Lorsqu’une affaire devient à la fois judiciaire et médiatique, un malentendu fondamental s’installe presque toujours. Les organisations, leurs dirigeants et parfois leurs conseils espèrent qu’une décision de justice apaisera l’opinion publique. À l’inverse, une condamnation judiciaire est souvent perçue comme la conclusion logique d’une indignation médiatique déjà ancienne. Dans les faits, justice et opinion publique ne parlent jamais le même langage, n’obéissent pas aux mêmes règles et ne poursuivent pas les mêmes objectifs.

Ce décalage est l’une des sources majeures d’échec en communication de crise. Il explique pourquoi certaines organisations « gagnent » juridiquement tout en perdant durablement en réputation.
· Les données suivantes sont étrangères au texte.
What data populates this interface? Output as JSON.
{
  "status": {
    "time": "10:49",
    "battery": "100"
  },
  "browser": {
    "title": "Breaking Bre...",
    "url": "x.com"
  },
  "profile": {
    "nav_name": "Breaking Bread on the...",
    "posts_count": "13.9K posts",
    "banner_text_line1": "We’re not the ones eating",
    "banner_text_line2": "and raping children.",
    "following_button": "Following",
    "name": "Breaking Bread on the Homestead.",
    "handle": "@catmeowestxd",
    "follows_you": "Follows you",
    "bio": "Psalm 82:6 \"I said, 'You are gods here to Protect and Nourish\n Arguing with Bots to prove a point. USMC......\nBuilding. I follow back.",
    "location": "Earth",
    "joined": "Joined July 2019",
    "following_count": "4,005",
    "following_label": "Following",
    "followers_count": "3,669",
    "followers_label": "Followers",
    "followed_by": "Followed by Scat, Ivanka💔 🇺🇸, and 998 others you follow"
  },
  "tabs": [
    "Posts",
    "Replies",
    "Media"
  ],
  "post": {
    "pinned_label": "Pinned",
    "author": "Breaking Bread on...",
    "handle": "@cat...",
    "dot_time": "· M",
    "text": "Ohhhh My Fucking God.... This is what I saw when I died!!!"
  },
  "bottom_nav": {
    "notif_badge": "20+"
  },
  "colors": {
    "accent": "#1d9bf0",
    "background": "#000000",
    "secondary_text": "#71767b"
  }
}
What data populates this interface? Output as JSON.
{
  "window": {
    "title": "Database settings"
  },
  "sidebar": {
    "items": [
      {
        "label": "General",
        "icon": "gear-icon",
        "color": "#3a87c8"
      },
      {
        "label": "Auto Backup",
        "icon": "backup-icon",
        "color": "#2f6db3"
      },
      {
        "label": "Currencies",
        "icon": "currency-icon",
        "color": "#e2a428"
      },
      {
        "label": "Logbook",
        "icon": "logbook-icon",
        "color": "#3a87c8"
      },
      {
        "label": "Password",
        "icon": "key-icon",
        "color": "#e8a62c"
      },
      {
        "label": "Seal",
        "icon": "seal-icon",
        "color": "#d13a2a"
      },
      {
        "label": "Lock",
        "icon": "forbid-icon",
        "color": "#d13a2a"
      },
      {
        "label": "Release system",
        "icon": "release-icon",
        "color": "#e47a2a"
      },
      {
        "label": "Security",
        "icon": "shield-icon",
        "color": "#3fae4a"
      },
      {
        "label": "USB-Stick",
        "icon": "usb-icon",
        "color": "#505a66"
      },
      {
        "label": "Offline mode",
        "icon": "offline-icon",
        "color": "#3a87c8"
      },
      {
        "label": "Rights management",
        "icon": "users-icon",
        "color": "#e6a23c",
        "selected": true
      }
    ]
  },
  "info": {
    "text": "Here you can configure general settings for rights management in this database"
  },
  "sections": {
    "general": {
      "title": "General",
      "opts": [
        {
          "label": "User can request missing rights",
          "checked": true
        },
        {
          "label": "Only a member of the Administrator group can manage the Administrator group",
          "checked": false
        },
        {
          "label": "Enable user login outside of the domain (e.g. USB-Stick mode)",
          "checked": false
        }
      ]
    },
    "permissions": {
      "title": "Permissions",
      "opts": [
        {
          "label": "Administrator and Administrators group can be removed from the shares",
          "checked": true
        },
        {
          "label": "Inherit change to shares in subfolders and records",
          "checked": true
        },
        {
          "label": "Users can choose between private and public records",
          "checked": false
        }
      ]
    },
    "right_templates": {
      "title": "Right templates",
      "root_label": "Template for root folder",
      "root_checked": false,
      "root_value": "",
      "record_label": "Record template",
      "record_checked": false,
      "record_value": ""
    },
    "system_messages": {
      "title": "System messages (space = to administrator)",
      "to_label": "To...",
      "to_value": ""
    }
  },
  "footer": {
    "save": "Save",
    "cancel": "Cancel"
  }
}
Comme le résume l’expert en communication sous contrainte judiciaire Florian Silnicki :

« La justice cherche la vérité juridique. L’opinion cherche du sens, des responsabilités et une réparation symbolique. »

La justice parle en faits, l’opinion parle en perceptions

La justice fonctionne selon une logique rigoureuse : faits établis, preuves recevables, qualification juridique, respect des procédures et du contradictoire. Elle tranche lentement, méthodiquement, parfois au terme de plusieurs années. Son langage est précis, technique et volontairement déshumanisé.

L’opinion publique fonctionne à l’inverse. Elle réagit vite, sur la base d’informations partielles, d’émotions et de récits. Elle ne cherche pas une vérité juridique, mais une vérité perçue. Elle juge moins les faits que ce qu’ils symbolisent.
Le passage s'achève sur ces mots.